Clinical evaluation of a breast mass should assess duration of the lesion, associated pain, relationship to the menstrual cycle or exogenous hormone use, and change in size since discovery. The presence of nipple discharge and its character (bloody or tea-colored, unilateral or bilateral, spontaneous or expressed) should be assessed.

Menstrual history. The date of last menstrual period, age of menarche, age of menopause or surgical removal of the ovaries, previous pregnancies should be determined.

History of previous breast biopsies , cyst aspiration, dates and results of previous mammograms should be determined.
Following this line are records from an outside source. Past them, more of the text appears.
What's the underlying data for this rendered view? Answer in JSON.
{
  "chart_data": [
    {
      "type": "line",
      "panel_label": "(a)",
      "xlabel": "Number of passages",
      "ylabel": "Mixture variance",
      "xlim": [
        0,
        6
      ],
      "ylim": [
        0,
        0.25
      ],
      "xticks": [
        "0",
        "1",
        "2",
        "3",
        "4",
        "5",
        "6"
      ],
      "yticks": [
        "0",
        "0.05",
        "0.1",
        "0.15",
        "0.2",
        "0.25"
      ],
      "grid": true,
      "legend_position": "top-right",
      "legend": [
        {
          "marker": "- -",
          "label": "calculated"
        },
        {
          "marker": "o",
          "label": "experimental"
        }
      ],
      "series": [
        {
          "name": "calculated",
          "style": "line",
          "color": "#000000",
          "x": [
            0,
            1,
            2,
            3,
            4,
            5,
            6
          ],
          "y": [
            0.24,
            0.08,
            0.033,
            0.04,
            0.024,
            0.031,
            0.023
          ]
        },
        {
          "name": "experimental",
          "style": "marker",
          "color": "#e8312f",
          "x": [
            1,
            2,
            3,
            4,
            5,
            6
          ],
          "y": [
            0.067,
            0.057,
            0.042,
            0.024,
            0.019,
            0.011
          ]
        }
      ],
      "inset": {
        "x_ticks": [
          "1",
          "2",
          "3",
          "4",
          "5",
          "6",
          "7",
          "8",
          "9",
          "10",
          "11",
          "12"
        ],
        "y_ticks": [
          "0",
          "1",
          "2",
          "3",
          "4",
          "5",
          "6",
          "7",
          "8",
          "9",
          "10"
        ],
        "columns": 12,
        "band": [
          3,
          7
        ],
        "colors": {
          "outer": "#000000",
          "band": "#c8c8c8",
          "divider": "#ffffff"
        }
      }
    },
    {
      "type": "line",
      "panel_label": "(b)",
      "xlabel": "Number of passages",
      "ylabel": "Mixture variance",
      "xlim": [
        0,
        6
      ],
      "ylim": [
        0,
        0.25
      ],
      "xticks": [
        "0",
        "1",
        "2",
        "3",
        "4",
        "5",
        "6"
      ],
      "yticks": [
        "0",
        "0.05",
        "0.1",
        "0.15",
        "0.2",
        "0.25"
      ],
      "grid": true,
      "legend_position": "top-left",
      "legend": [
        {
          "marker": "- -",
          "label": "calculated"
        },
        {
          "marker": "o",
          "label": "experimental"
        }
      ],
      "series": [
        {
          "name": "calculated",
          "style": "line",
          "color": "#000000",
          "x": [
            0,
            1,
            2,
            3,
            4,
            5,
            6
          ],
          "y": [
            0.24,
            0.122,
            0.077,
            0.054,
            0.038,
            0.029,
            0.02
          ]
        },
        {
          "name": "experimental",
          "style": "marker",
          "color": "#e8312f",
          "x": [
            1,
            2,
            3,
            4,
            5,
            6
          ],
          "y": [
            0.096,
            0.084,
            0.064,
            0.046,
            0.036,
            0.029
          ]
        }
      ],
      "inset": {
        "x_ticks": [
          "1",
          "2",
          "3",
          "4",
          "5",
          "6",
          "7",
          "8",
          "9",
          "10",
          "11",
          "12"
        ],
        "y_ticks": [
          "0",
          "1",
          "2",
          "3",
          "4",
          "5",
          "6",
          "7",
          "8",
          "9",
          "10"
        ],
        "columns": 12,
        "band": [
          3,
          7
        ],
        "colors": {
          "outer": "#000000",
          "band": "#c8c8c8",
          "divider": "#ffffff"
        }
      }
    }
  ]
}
Family history should document breast cancer in relatives and the age at which family members were diagnosed.

Physical examination

The breasts should be inspected for asymmetry, deformity, skin retraction, erythema, peau d'orange (breast edema), and nipple retraction, discoloration, or inversion.

Palpation
The breasts should be palpated while the patient is sitting and then supine with the ipsilateral arm extended. The entire breast should be palpated systematically. The mass should be evaluated for size, shape, texture, tenderness, fixation to skin or chest wall.
A mass that is suspicious for breast cancer is usually solitary, discrete and hard. In some instances, it is fixed to the skin or the muscle. A suspicious mass is usually unilateral and nontender. Sometimes, an area of thickening may represent cancer. Breast cancer is rarely bilateral. The nipples should be expressed for discharge.
The axillae should be palpated for adenopathy, with an assessment of size of the lymph nodes, number, and fixation.

Mammography. Screening mammograms are recommended every year for asymptomatic women 40 years and older. Unfortunately, only 60 percent of cancers are diagnosed at a local stage.

Methods of breast biopsy

Palpable masses. Fine-needle aspiration biopsy (FNAB) has a sensitivity ranging from 90-98%. Nondiagnostic aspirates require surgical biopsy.
The skin is prepped with alcohol and the lesion is immobilized with the nonoperating hand. A 10 mL syringe, with a 14 gauge needle, is introduced in to the central portion of the mass at a 90 angle. When the needle enters the mass, suction is applied by retracting the plunger, and the needle is advanced. The needle is directed into different areas of the mass while maintaining suction on the syringe.
Suction is slowly released before the needle is withdrawn from the mass. The contents of the needle are placed onto glass slides for pathologic examination.
Excisional biopsy is done when needle biopsies are negative but the mass is clinically suspected of malignancy.

Stereotactic core needle biopsy. Using a computer-driven stereotactic unit, the lesion is localized in three dimensions, and an automated biopsy needle obtains samples. The sensitivity and specificity of this technique are 95-100% and 94- 98%, respectively.

Nonpalpable lesions

Needle localized biopsy
a. Under mammographic guidance, a needle and hookwire are placed into the breast parenchyma adjacent to the lesion. The patient is taken to the operating room along with mammograms for an excisional breast biopsy.
b. The skin and underlying tissues are infiltrated with 1% lidocaine with epinephrine. For lesions located within 5 cm of the nipple, a periareolar incision may be used or use a curved incision located over the mass and parallel to the areola. Incise the skin and subcutaneous fat, then palpate the lesion and excise the mass.
c. After removal of the specimen, a specimen x-ray is performed to confirm that the lesion has been removed. The specimen can then be sent fresh for pathologic analysis.
d. Close the subcutaneous tissues with a 4-0 chromic catgut suture, and close the skin with 4-0 subcuticular suture.

D. Ultrasonography. Screening is useful to differentiate between solid and cystic breast masses when a palpable mass is not well seen on a mammogram. Ultrasonography is especially helpful in young women with dense breast tissue when a palpable mass is not visualized on a mammogram. Ultrasonography is not used for routine screening because microcalcifications are not visualized and the yield of carcinomas is negligible.